Indépendant ne veut pas nécessairement dire innovant. Mais le fait que ces studios soient de petite taille et souvent autofinancés signifie qu’ils n’ont pas des millions de dollars à consacrer à un moteur de jeu révolutionnaire et à des heures de scènes cinématiques, et choisissent donc de se concentrer sur un concept, un scénario, un style graphique. D’où, parfois, l’innovation.

Car si une partie des « gros » développeurs a essuyé des échecs commerciaux en lançant des jeux qui apportaient un peu de nouveauté (Electronic Arts avec « Mirror’s Edge » ou « Spore »), un marché pour ces petites bêtes pourrait tout de même exister. La preuve, une grosse poignée de jeux indés commence à émerger, et des noms comme « Flower » ou « Aquaria » sont désormais familiers aux oreilles d’un public averti. L’indé, longtemps confondu avec le casual game, s’en est finalement démarqué quand les portails de jeu qui les accueillaient ont commencé à chercher le succès facile au détriment de la création. Le genre a progressivement gagné en maturité depuis le début des années 2000, pour réellement commencer à sortir de son cocon depuis deux ans. L’Independent Games Festival (IGF), dont la 11e édition aura lieu en marge de la GDC, et d’autres festivals du même tonneau, y sont sans doute pour beaucoup ; un certain nombre de jeux primés les années précédentes à San Francisco, « World of Goo », « Braid » ou « Castle Crashers », ont d’ailleurs été commercialisés, sortant de l’anonymat pour toucher le grand public.

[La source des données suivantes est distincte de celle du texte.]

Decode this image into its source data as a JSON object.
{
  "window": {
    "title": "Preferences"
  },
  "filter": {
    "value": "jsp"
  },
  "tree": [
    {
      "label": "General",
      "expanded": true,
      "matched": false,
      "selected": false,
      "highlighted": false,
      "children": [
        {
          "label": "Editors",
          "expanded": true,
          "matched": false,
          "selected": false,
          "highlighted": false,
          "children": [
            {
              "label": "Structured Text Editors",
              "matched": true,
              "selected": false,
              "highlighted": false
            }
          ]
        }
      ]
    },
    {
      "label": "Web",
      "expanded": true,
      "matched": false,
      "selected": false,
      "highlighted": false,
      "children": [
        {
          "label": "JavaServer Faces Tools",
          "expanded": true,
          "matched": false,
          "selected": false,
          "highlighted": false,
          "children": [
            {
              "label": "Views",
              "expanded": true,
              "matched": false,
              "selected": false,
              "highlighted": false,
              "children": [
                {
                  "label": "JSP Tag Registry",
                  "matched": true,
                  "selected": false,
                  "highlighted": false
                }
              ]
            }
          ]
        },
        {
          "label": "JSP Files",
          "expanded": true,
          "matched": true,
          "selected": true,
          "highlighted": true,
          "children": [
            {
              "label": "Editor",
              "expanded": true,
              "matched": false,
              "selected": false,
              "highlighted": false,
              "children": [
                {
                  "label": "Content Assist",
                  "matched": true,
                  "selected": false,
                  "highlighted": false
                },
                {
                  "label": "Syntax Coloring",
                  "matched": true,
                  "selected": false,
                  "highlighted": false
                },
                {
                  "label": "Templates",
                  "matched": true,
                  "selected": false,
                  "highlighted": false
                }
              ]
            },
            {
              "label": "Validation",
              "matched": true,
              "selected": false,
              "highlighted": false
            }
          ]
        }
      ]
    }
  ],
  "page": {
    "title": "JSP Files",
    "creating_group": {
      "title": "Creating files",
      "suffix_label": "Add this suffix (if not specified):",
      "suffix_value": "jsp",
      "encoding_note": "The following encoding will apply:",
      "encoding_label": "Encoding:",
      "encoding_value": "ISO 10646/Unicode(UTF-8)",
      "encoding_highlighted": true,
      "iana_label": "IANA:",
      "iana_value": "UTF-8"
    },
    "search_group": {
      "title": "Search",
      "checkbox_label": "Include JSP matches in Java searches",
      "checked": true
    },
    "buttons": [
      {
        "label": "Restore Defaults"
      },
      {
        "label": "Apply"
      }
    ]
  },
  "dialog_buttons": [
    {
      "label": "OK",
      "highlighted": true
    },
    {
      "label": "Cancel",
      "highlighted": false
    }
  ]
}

Mais leur impact commercial n’aurait certainement pas été le même sans les nouveaux moyens de diffusion que sont les plates-formes de téléchargement des consoles. La plupart de ces titres sont disponibles sur le WiiWare de Nintendo, le PlayStation Network de Sony et le Xbox Live de Microsoft à un prix nettement inférieur à celui des jeux vendus en magasin. C’est une aubaine pour les développeurs mais aussi pour les constructeurs, qui peuvent ainsi être présents à la fois sur le marché du blockbuster et sur celui du titre plus inattendu. Les fabricants de consoles commencent d’ailleurs à courtiser les développeurs indépendants (qui peuvent aussi vendre leurs créations directement sur les plate-formes de téléchargement pour mobiles).

Le journaliste Simon Carless, accessoirement président de l’IGF, aimerait voir le jeu indé traité dans certains médias au même titre que la musique ou le cinéma. Conquérir ses lettres de noblesse donc, pour exister en tant que forme de divertissement (d’art ?) à part entière. Le jeu vidéo mainstream s’est déjà –plus ou moins– affranchi des connotations sociales négatives qu’implique sa pratique, mais l’indé reste encore un phénomène de niche étiqueté geek.

Le jeu indé mérite-t-il d’être assimilé à de l’art ? L’éditorialiste Clive Thompson établit un intéressant parallèle entre le développement des industries du cinéma, de la musique et des jeux vidéo, notant que dans les trois cas, le genre indépendant apparaît quand les coûts de production de plus en plus lourds entraînent l’uniformisation des œuvres et créent par là-même les conditions pour que le public apprécie la nouveauté. Après le cinéma dans les années 1960 et le rock une décennie plus tard, l’heure du jeu vidéo indépendant pourrait bien être venue.

Petite pop’sélection parmi les finalistes de l’édition 2009 de l’Independent Games Festival :

« Feist », de Filthy Grip :
De mystérieuses et sombres forêts, peuplées d’inquiétantes créatures rondouillardes, à parcourir dans ce jeu de plates-formes développé par des étudiants suisses.

(MAJ 2019 : les vidéos de la version présentée à l’IGF 2009 n’étant plus en ligne, voici la bande annonce de la version mobile, sortie en 2018 :)


« Blueberry Garden », d’Erik Svedäng :
Des plantes qui poussent, des myrtilles qui tombent des arbres, un bipède à grand bec qui vole... Et un jeune développeur suédois. On n’en sait pas beaucoup plus.



« Machinarium », d’Amanita Design :
Un jeu d’aventure point-and-click dans un univers robotique réalisé par les Tchèques à l’origine de « Samorost 2 », primé à l’IGF il y a deux ans.